In a nutshell: there are lots of different node types. PandaNode is the most general type, the base class. Then there are subclasses of PandaNode, like ModelNode, GeomNode, TextNode, Camera, RigidBodyCombiner, Character, and the list goes on.
Then there is NodePath, which is a handle, or a kind of pointer, to a node. It can be a handle to any of the above node types. It also contains a sense of the full path from the root of the scene graph (e.g. render) to this node, which is where it gets its name.
All of the fundamental scene graph operations are defined at a high level on NodePath. These are things like setPos(), getHpr(), reparentTo() and so on. There are also lower-level variations on these same operations which can be performed directly on the PandaNode class, like addChild(), but these are rarely used, because the NodePath versions are so much better.
Thanks for the reply. I tried that with unexpected results…
def setupFishes(self):
rbc = RigidBodyCombiner('rbc')
rbcnp = NodePath(rbc)
rbcnp.reparentTo(self)
for i in range(200):
pos = a random Vec3
f = loader.loadModel('fish')
f.setPos(pos)
f.reparentTo(rbcnp)
rbc.collect()
from direct.directbase.DirectStart import *
from pandac.PandaModules import *
import random
rbc = RigidBodyCombiner('rbc')
rbcnp = NodePath(rbc)
rbcnp.reparentTo(render)
for i in range(200):
pos = Vec3(random.uniform(-100, 100),
random.uniform(-100, 100),
random.uniform(-100, 100))
f = loader.loadModel('smiley.egg')
f.setPos(pos)
f.reparentTo(rbcnp)
rbc.collect()
I get a cloud of smileys. Something wrong with your random Vec3 computation, maybe?
No, the problem is with the model for some reason. Your code worked for me with 200 smileys. I replaced ‘smiley.egg’ with some of my models and I just get one big model in the middle. About half of my models work like smiley, and the other half do not.
I added an update task, and all the nodes are still there, printing out there random positions (which I change every frame), but the model shown on the screen doesn’t move!
If I attach the models to render, they all show up and scatter around… weird.
Additionally, in this small example (using smiley), using the RigidBodyCombiner actually slows things down significantly. After adding the update task (and running with a lot of other apps open) it runs at about 13.5 fps with the RBC, but about 19.5 when the models are parented to render.
Here is the code:
from direct.directbase.DirectStart import *
from pandac.PandaModules import *
import random
from direct.task import Task
rbc = RigidBodyCombiner('rbc')
rbcnp = NodePath(rbc)
rbcnp.reparentTo(render)
fishes = []
for i in range(200):
pos = Vec3(random.uniform(-100, 100),
random.uniform(-100, 100),
random.uniform(-100, 100))
f = loader.loadModel('BaitFish')
f.setPos(pos)
f.reparentTo(rbcnp) # shows one model, if reparented to render, shows all of them
fishes.append(f)
rbc.collect()
def update(self):
for f in fishes:
pos = Vec3(random.uniform(-100, 100),
random.uniform(-100, 100),
random.uniform(-100, 100))
f.setPos(pos)
print "fish at ", f.getPos()
return Task.cont
taskMgr.add(update,"update")
run()
I can send you the egg file if you want to try it…

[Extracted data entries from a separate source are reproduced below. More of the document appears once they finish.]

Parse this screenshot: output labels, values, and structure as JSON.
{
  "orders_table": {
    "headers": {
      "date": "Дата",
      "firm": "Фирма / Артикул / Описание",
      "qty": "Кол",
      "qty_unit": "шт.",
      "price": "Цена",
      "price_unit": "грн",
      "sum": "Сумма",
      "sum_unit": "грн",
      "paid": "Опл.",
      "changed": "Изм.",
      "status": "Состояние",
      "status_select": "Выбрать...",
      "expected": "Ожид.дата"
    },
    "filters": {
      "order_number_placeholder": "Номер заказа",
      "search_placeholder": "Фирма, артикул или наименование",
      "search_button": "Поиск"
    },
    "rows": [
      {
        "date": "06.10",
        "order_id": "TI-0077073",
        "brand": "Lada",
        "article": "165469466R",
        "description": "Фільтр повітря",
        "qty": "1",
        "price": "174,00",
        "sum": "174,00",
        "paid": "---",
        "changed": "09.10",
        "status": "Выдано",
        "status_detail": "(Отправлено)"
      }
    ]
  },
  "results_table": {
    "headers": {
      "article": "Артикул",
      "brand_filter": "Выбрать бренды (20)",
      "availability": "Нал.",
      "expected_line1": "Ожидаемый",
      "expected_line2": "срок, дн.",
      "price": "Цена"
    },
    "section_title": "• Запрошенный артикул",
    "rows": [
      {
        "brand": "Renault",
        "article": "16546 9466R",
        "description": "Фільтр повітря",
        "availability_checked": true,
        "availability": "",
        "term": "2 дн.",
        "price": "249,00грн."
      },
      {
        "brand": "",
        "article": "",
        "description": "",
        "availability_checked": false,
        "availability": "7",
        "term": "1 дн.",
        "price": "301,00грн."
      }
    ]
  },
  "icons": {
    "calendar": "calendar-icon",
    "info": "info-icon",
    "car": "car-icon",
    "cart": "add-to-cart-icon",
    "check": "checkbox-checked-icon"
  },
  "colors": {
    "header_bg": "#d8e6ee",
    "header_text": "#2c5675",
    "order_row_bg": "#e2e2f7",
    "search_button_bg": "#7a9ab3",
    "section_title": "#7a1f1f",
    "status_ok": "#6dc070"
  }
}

Hmm, I see it too. There appears to be a serious bug in RigidBodyCombiner. I’ll look into it. Why don’t you go ahead and email me the egg file (my email address is available through the forum software) so I can make sure I fix it for that model too?
OK, thanks for the model. I found my bug, but it turns out this wasn’t your problem. What was burning you is that your model was converted as an animated model, not a rigid model, and thus isn’t suitable for RigidBodyCombiner. (Arguably, this is also a bug in RigidBodyCombiner–that it behaves so badly in this case. I’ll see about fixing that bug, too.)
Anyway, there’s an easy workaround. Either re-convert your fish model without the “-a model” option (or with “-a none” instead, which is the default), or simply hand-edit the egg file and comment out the flag and the hierarchy of entries.
Note that there is an enormous difference between “-a model” and “-a none”. The former converts a model with a hierarchy of joints for soft-skinned animation via the Actor class; the latter converts a model as a collection of rigid geometry for just about anything else. Converting a model with the incorrect option for your purposes is a very common mistake.
David,
Originally we thought we would need normals and animation, and that is what the modelers gave us (we outsourced most of the art assets for this project). Later, it became clear that the number of fish and their proximity and small size would not necessitate animation. I am ignorant about models, so I figured if I just didn’t reference or run the animation, everything else would be fine. I will get him to re-export it without animation or normals and try it again.
I did a test with box.egg, 5000 of them! First I added them all to a node underneath render and rotated that node. Not surprisingly it ran very slowly (8 fps). Then I used the RBC and it ran at almost 60 fps!
In another test with 5000 boxes, setting the positions randomly each update, it ran at 5 fps and increased to 12 fps with RBC.
I will post an update after I test with my new fish model.
So, I got my fish model with no animation, normals or anything special.
I ran my test with the simple script using 500 models, and the RigidBodyCombiner was an exceptional performance improvement - about a 2/3 speedup. Great.
However, when implementing it in my actual game, the performance gain seems minimal. With 200 models, it was running at about 16 fps under normal parenting, but only 17 fps when using the RigidBodyCombiner.
In tests with 500 models the results were about 6 fps, and 7 fps with RBC.
So, my question is, what am I doing in my game that is causing the slowdown, or more precisely, what kinds of things would decrease the performance benefit that might be had from the RigidBodyCombiner? I know that having the wrong kind of model (Normals, etc.) can slow it down, but that isn’t the case here.
Basically what I am doing is on every update, setting the position, hpr (using lookAt and setHpr), and scale of each fish model…
Well, now I don’t know. Maybe the transform-cache thing?
Are you sure you set up the RigidBodyCombiner properly in your game?
You’ll have to look at PStats to see where the performance bottlenecks are, with and without the RigidBodyCombiner. That will surely provide some insight.
David,
Am I right in thinking that the RigidBodyCombiner will only help with rendering? I found that the more operations I did to each fish model (setting position, rotation, scale), the less of a percentage speed increase I got from the RBC. So what might be happening is the RBC provides a certain amount of performance gain per model, but the more operations I do, the less this performance gain is noticable because the rest of my code is just slow.
What I am going to try now is to have a number of fish groups in the bait ball, each of which have a number of fish models. I will only perform the setPos and setHpr operations on the groups. Additionally we will move the setScale() to a shader. (We have to do this every frame due to the very small angle of view of the camera to provide the feeling of depth)
Using groups of fish will look a little less realistic, but should improve performance enough (along with the RBC and transform-cache 0).
as it happens. panda provides usefull stuff for you.